Décret sur le décrochage scolaire: “C’est du jamais-vu: il faut de l’humain, pas des procédures”
Le collectif “Faut l’dire”, regroupant une dizaine de directions de Centres psycho-médico-sociaux (CPMS) en Wallonie et à Bruxelles, se dit surpris et déçu de l’adoption du décret sur le décrochage scolaire par le Parlement de la Fédération Wallonie-Bruxelles vendredi matin. Ce décret “avait reçu un avis défavorable de tous les pouvoirs organisateurs et syndicats et va à l’encontre des missions premières et des règles déontologiques de la majorité des services concernés par la réforme.” Explications avec Isabelle Moreau, invitée de Fabrice Grosfilley.
Le texte, voté aux petites heures vendredi matin, dans la foulée de la réforme du décret paysage, s’inscrit dans le cadre du Pacte pour un enseignement d’excellence qui a pour objectif de réduire de moitié le décrochage scolaire en Wallonie et à Bruxelles. Effectif dès 2025, le décret envisage notamment le recours à une nouvelle application informatique commune au sein de laquelle les absences non-justifiées seront encodées ainsi qu’une communication plus efficace avec les parents. Il réforme également le pilotage des services d’accrochage scolaire (SAS), lesquels bénéficieront de moyens budgétaires additionnels pour pouvoir renforcer leur pluridisciplinarité. Le texte a été approuvé par les élus PS, MR et Ecolo. Le PTB et Les Engagés se sont abstenus. “Le décret devrait permettre de s’attaquer réellement aux racines du décrochage. Il n’en est rien”, déplore le collectif qui regroupe des directions de CPMS du réseau libre et officiel.
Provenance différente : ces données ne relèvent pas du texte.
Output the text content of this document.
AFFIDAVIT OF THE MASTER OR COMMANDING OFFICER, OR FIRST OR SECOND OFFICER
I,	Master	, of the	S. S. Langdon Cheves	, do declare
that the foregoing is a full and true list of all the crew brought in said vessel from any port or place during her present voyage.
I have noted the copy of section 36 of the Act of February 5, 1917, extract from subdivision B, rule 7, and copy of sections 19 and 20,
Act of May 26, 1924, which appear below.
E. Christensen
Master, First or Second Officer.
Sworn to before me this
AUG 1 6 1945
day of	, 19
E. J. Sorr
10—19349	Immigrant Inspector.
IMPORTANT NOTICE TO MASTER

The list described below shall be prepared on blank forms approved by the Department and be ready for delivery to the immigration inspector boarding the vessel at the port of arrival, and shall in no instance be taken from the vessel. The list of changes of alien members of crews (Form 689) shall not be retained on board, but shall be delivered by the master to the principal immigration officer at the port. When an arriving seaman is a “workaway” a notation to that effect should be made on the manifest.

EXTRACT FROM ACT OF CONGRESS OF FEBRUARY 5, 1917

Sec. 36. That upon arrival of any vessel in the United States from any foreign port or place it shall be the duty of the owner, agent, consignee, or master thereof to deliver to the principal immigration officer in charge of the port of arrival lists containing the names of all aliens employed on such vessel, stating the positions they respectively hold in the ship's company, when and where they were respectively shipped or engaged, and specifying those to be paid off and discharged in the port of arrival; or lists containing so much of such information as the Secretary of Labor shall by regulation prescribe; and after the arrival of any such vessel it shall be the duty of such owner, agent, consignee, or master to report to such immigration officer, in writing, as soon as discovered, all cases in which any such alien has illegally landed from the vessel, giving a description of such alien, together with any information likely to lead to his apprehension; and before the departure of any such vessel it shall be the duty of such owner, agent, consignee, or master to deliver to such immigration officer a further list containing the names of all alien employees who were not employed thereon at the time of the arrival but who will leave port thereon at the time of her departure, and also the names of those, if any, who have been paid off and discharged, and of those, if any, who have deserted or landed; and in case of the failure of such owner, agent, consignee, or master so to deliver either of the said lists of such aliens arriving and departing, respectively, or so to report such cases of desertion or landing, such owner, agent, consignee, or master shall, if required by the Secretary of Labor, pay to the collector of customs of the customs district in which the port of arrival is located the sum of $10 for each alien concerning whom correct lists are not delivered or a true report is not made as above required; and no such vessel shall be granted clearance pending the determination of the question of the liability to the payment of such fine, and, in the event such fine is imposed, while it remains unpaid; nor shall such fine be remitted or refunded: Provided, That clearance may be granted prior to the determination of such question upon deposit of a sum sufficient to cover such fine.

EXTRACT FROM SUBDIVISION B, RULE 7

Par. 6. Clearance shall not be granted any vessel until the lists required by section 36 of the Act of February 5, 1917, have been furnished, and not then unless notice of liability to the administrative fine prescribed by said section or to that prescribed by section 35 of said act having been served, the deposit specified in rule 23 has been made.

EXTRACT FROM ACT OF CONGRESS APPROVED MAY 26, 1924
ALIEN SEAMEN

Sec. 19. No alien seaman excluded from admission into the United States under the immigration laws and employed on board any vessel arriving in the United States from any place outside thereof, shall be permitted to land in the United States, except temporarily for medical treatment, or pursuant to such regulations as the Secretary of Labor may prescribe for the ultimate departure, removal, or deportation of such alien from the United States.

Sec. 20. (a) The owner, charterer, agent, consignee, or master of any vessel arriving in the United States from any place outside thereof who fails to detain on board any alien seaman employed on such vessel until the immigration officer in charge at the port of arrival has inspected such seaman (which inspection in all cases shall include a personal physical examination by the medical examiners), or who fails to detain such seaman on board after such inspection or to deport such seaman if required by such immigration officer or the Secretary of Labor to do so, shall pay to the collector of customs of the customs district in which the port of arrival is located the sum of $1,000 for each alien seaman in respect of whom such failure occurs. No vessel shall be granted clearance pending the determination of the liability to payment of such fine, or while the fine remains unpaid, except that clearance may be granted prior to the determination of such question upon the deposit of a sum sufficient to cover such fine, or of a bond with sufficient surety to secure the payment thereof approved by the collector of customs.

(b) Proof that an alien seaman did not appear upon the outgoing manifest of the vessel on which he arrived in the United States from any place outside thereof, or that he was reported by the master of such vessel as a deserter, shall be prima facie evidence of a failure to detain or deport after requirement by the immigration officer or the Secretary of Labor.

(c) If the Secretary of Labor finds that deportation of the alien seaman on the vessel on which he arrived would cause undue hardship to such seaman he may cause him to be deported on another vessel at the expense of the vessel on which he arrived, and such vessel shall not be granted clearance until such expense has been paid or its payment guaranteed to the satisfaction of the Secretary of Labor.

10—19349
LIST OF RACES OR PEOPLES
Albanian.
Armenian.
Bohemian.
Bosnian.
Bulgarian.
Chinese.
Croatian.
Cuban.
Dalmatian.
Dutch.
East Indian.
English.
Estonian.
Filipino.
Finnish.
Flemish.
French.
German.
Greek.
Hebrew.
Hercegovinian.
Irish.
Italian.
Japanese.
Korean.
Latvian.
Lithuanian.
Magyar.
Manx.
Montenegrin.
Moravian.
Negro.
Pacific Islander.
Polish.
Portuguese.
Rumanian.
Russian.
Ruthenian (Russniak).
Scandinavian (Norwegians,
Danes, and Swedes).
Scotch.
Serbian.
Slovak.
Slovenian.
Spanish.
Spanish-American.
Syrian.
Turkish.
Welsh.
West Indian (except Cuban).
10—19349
“Le décret est essentiellement constitué de procédures administratives mises en place quand l’absence est avérée et donc, quand le décrochage a commencé”, déplore Sandra Conti, directrice du CPMS du réseau Wallonie Bruxelles Enseignement à Verviers. “Il n’y a pas de réflexion sur la cause, sur le mal-être des élèves, leur santé mentale.” Le collectif déplore, en outre, que le décret “oublie” que les CPMS offrent des services non contraignants aux jeunes en difficulté. Une fois mandaté par l’école pour piloter la situation des élèves, les Centres psycho-médico-sociaux ne seront en effet plus tenus de demander l’autorisation des parents dans le cadre d’un suivi. Une décision qui s’oppose également au principe d’indépendance entre les établissements scolaires et les CPMS, estime “Faut l’dire”.
“Faut l’dire” plaide de son côté pour un “véritable plan de lutte contre le décrochage scolaire”, comprenant des moyens financiers et humains supplémentaires. “Depuis quatre ans, les acteurs psycho-médico-sociaux crient l’urgence d’octroyer des moyens pour faire face aux problèmes de santé mentale des jeunes. Nous ne pouvons que constater, une fois de plus, que le terrain n’est pas entendu et que les jeunes ne sont pas une vraie priorité”, conclut le collectif. Les professionnels de l’aide à la jeunesse estiment ne plus être en mesure de faire face à la demande d’aide sur le terrain et sont confrontés à des situations où il est nécessaire de faire des choix entre les élèves à soutenir. Aucune action de grogne n’est pour le moment prévue au sein des CPMS.